Piano Pedagogy

[anti-rclick]中文版: 鋼琴教學

August 8, 2010.

When I was in undergraduate study, I took a course called ” Piano Performance and Pedagogy”, but I believe it was more about playing than teaching.

Before I went to graduate school, I did not think much about piano teaching. It seemed in Hong Kong anyone who knew how to play a bit of piano could teach (still valid to certain extent nowadays, only now “upgraded” from grade 8 qualification to diploma levels). And I was of no exception: I was made by my dear Mother to teach at some random piano shop located in a public housing estate for a year or so at the age of 17 or 18 (attending music school, with the “qualification” of dipABRSM (then “Advanced Certificate”) until I could not stand teaching in the tiny little cramped piano room anymore and thus made an excuse to stop teaching there. That was the weird beginning of my piano teaching “career”.

Back to the topic of “Piano Pedagogy”. I took an one-year course in this subject when I attended graduate school in the States. We as master degree students majoring in piano performance were required to take this course. It completely changed my idea of piano teaching from then onwards.

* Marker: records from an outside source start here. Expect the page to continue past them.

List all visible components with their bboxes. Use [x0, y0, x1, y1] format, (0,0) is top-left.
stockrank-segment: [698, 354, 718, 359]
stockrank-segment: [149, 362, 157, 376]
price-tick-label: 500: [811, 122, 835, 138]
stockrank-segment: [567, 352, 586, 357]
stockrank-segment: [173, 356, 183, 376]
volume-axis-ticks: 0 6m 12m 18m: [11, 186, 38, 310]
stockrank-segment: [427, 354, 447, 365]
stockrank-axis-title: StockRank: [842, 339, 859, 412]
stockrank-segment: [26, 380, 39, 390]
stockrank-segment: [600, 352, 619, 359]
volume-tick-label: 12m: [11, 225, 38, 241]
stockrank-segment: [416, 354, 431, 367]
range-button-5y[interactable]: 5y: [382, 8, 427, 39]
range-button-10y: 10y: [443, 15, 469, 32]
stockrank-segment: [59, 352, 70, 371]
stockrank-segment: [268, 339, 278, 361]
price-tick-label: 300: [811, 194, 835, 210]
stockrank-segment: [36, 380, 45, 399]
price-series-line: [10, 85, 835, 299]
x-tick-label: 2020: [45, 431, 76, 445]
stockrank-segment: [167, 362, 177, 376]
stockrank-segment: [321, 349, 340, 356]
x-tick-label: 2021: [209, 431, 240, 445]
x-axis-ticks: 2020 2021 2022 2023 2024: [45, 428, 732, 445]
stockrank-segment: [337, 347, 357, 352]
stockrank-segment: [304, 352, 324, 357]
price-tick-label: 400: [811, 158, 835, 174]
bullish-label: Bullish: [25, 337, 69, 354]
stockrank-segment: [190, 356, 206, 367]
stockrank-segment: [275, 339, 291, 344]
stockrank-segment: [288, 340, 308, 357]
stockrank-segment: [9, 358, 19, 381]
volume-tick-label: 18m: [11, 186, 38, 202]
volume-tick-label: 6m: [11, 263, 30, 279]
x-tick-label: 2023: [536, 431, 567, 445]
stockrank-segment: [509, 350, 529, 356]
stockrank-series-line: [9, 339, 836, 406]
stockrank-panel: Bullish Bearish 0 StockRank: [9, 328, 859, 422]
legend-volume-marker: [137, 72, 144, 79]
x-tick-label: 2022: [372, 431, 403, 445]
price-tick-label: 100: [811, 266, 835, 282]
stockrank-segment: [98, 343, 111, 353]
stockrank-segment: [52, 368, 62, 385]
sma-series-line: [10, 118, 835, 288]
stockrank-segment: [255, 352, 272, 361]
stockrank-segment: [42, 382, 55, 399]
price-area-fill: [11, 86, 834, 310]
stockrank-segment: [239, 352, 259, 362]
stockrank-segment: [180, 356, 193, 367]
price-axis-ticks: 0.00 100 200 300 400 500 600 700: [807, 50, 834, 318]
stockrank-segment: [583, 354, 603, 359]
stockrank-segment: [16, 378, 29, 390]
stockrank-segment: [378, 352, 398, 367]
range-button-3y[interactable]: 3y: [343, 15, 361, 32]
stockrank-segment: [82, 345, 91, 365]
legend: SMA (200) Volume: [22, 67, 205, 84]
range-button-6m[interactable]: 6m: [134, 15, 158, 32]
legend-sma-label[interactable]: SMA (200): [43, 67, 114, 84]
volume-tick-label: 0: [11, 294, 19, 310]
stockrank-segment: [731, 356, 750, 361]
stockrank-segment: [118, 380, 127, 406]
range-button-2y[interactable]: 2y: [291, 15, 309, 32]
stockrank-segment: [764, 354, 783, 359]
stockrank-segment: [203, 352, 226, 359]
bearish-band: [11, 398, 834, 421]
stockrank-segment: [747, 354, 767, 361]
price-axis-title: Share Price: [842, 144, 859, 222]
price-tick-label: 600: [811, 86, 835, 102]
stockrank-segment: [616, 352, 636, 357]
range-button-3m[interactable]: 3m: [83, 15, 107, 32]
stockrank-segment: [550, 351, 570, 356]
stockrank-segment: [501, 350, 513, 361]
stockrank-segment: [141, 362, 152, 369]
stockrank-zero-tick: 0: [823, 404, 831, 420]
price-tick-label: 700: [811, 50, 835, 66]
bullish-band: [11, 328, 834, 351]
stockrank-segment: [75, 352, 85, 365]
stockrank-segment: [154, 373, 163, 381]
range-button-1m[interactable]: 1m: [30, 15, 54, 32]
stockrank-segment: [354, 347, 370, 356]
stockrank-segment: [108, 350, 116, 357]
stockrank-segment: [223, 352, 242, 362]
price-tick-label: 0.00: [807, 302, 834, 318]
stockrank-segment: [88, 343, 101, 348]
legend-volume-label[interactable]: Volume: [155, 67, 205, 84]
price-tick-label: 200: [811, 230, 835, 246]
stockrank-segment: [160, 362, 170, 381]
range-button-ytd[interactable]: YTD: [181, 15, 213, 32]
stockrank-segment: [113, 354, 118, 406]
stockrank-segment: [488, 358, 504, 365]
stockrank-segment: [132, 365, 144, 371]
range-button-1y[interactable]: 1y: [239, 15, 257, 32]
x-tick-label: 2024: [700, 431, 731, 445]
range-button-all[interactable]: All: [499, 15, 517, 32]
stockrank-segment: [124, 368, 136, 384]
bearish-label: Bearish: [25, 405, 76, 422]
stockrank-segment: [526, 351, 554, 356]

Our teacher, Dr. Karen Taylor (Assistant Professor of Music (Piano), Director, Pre-College Piano, Indiana University), was (and still is) a great piano pedagogue. She was enthusiastic about the whole teaching piano matter (unlike most teachers I found in dear old Hong Kong). She was a piano teacher who also taught us to become well-informed piano teachers. We had so much readings and assignments every week. We had to go observe Taylor’s teaching as well as other master teachers’ at our school, and write reports about them. We were each assigned to have one kid student volunteered to be our guinea pig. We taught the student weekly, wrote detailed reports about his/her progress. Taylor sometimes would come observe our teaching and she would discuss with us after lessons about what we did well and what we could have done better next time. I never knew piano teaching was such an expertise on itself. There were so many different methodologies, techniques (not only on playing but also teaching), and much planning involved even for one single lesson. I had so much to learn and thus was benefited from such course.

Anyone who is interested in understanding more about piano pedagogy must read “The Well-Tempered Keyboard Teacher” by Marienne Uszler, Stewart Gordon and Scott McBride-Smith. It is a textbook for our piano pedagogy course and a bible for piano teachers.